Die Geschäftsstelle wird von Anfang an das Projekt „TVS 4.0“ umsetzen: „Durch die intensive Verwendung von Kommunikationstechnik im Rahmen der Corona-Problematik hat sich das Arbeitsverhalten der ehrenamtlichen Mitarbeiter unseres Vereins grundlegend geändert“, sagte der Vorsitzende. Deshalb treibt der TVS die Digitalisierung voran. Medientechnik, Schließsystem, Chipkarten, Informationsaustausch über eine gemeinsame Datenquelle („Cloud“) und weiteres werden im Neubau auf neustem Stand sein. Mitglieder erhalten digitale Ausweise mit verschiedenen Funktionen, die ihnen die Nutzung dieser top-modernen Technik ermöglichen.

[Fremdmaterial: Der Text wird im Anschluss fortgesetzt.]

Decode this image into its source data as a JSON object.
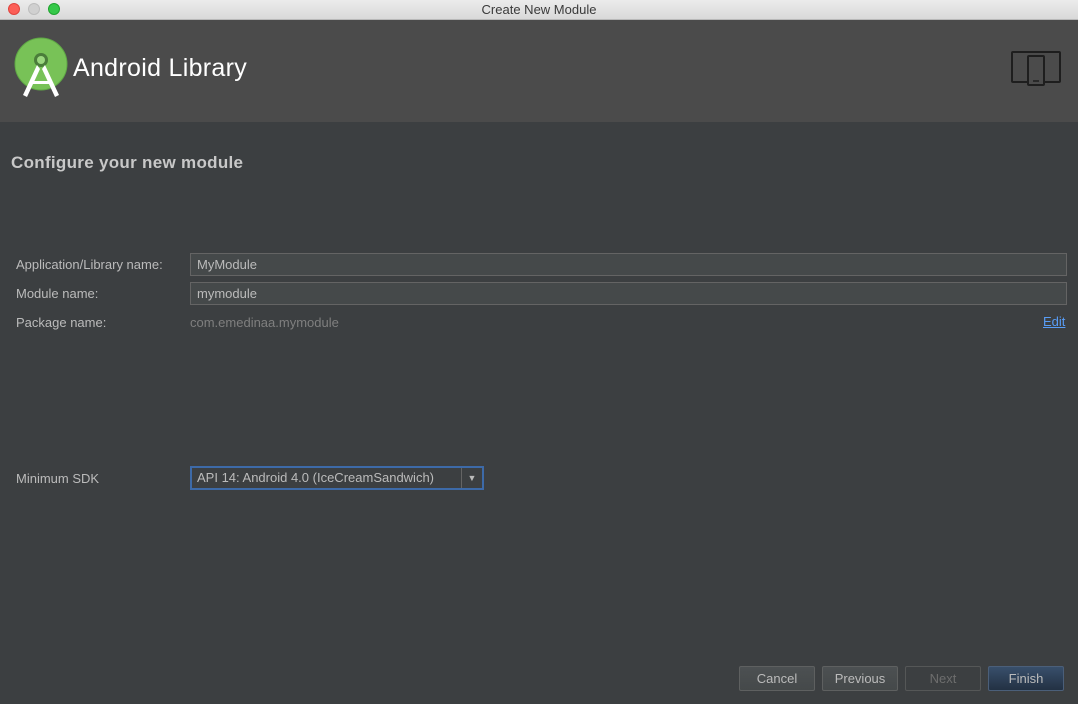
{
  "window": {
    "title": "Create New Module"
  },
  "header": {
    "title": "Android Library",
    "logo_icon": "android-studio-logo-icon",
    "device_icon": "tablet-phone-icon"
  },
  "main": {
    "section_title": "Configure your new module",
    "fields": {
      "app_name": {
        "label": "Application/Library name:",
        "value": "MyModule"
      },
      "module_name": {
        "label": "Module name:",
        "value": "mymodule"
      },
      "package_name": {
        "label": "Package name:",
        "value": "com.emedinaa.mymodule",
        "edit_label": "Edit"
      },
      "min_sdk": {
        "label": "Minimum SDK",
        "selected": "API 14: Android 4.0 (IceCreamSandwich)"
      }
    }
  },
  "buttons": {
    "cancel": "Cancel",
    "previous": "Previous",
    "next": "Next",
    "finish": "Finish"
  },
  "colors": {
    "background": "#3c3f41",
    "header": "#4b4b4b",
    "link": "#589df6",
    "focus": "#3d6aa8",
    "logo_green": "#78c257"
  }
}
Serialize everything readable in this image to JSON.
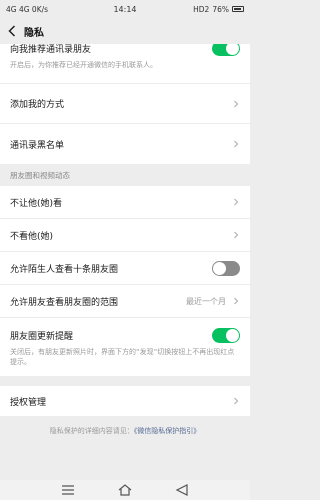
{
  "status_bar": {
    "left_text": "4G  4G  0K/s",
    "time": "14:14",
    "right_text": "HD2",
    "battery": "76%"
  },
  "nav": {
    "title": "隐私"
  },
  "top_section": {
    "recommend_label": "向我推荐通讯录朋友",
    "recommend_desc": "开启后，为你推荐已经开通微信的手机联系人。",
    "add_me_label": "添加我的方式",
    "blacklist_label": "通讯录黑名单"
  },
  "moments_section": {
    "header": "朋友圈和视频动态",
    "hide_from_label": "不让他(她)看",
    "dont_see_label": "不看他(她)",
    "stranger_label": "允许陌生人查看十条朋友圈",
    "range_label": "允许朋友查看朋友圈的范围",
    "range_value": "最近一个月",
    "update_label": "朋友圈更新提醒",
    "update_desc": "关闭后，有朋友更新照片时，界面下方的“发现”切换按钮上不再出现红点提示。"
  },
  "auth_section": {
    "label": "授权管理"
  },
  "footer": {
    "prefix": "隐私保护的详细内容请见：",
    "link": "《微信隐私保护指引》"
  },
  "toggles": {
    "recommend": true,
    "stranger": false,
    "update": true
  },
  "colors": {
    "accent": "#07c160",
    "link": "#576b95"
  }
}
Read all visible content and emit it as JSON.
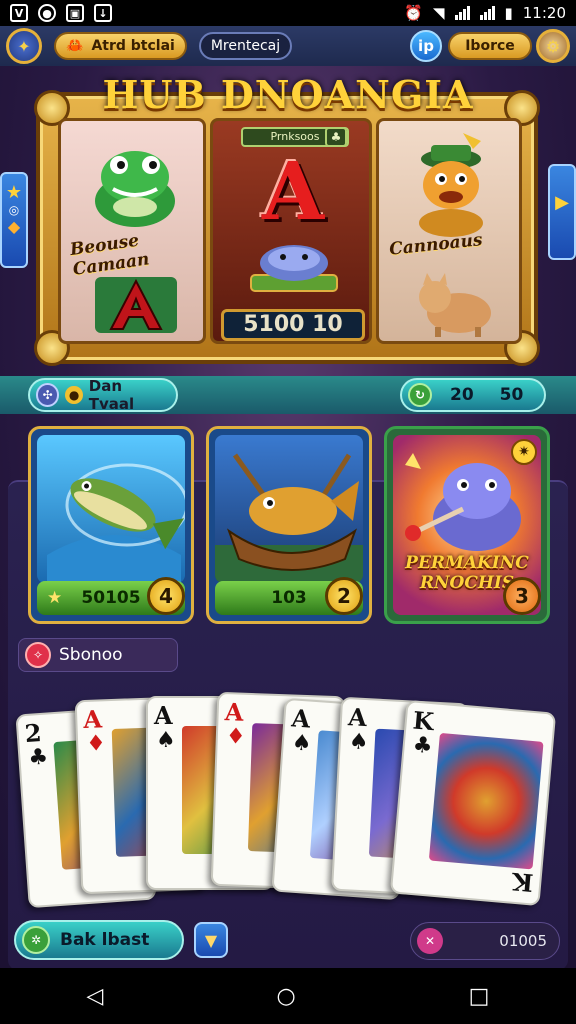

„Der Turnverein ist etwas Besonderes und anderen immer voraus“, sagte Sportdezernent Markus Frank anerkennend. Frankfurt gibt 134 000 Euro zu den Baukosten von rund 350 000 Euro dazu. „Das ist gut investiertes Geld und lohnt sich für die Stadt“, findet Frank. Vereine könnten effektiver und bedarfsgerechter planen und bauen als die Stadt, die ihre Projekte immer langwierig ausschreiben muss, sagte er in seinem Grußwort. Deshalb fördere Frankfurt sehr gerne alle Vereine, die Eigentum schaffen.
Die, die das nicht können, profitieren von solchen wie dem Turnverein. „Die Halle wird immer mehr zum Mittelpunkt nicht nur unseres Vereins. Uns ist wichtig, dass der ganze Stadtteil davon partizipiert“, betonte Michael Sittig. Das zeige sich daran, dass Schulen und andere Vereine die Räume nutzen. Die neuen Übungsräume sollen auch als Besprechungs- und Schulungsräume dienen. Denkbar wären etwa Sitzungen beispielsweise von Ortsbeiratsmitgliedern oder eine Kinderbetreuung, während Eltern an Übungsstunden teilnehmen. Kraftgeräte, Spinning-Räder oder Matten, gelagert im neuen Lagerraum, können leicht und schnell in die beiden Räume geschoben werden. Modernste Medientechnik wird eingebaut, so dass personalisierte Übungsstunden mit virtuellen Übungsleitern den Umfang des sportlichen Angebotes erweitern können, nannte Sittig eine weitere Option.
Architektin des Neubaus ist Sabrina Schiffer. Ihr Vater Rudolph, der dem Turnverein auch schon bei der Sporthalle und anderen Projekten geholfen hat, hat die Statik berechnet. Beide sind Vereinsmitglieder. „Hier ist alles in guten Händen“, dankte Michael Sittig. Das Lob gelte auch für die Handwerker, die gut, pünktlich und schnell arbeiteten. Spengler Ralf Rollinger brachte den Richtspruch aus, danach hatten alle Gelegenheit, den Rohbau zu besichtigen.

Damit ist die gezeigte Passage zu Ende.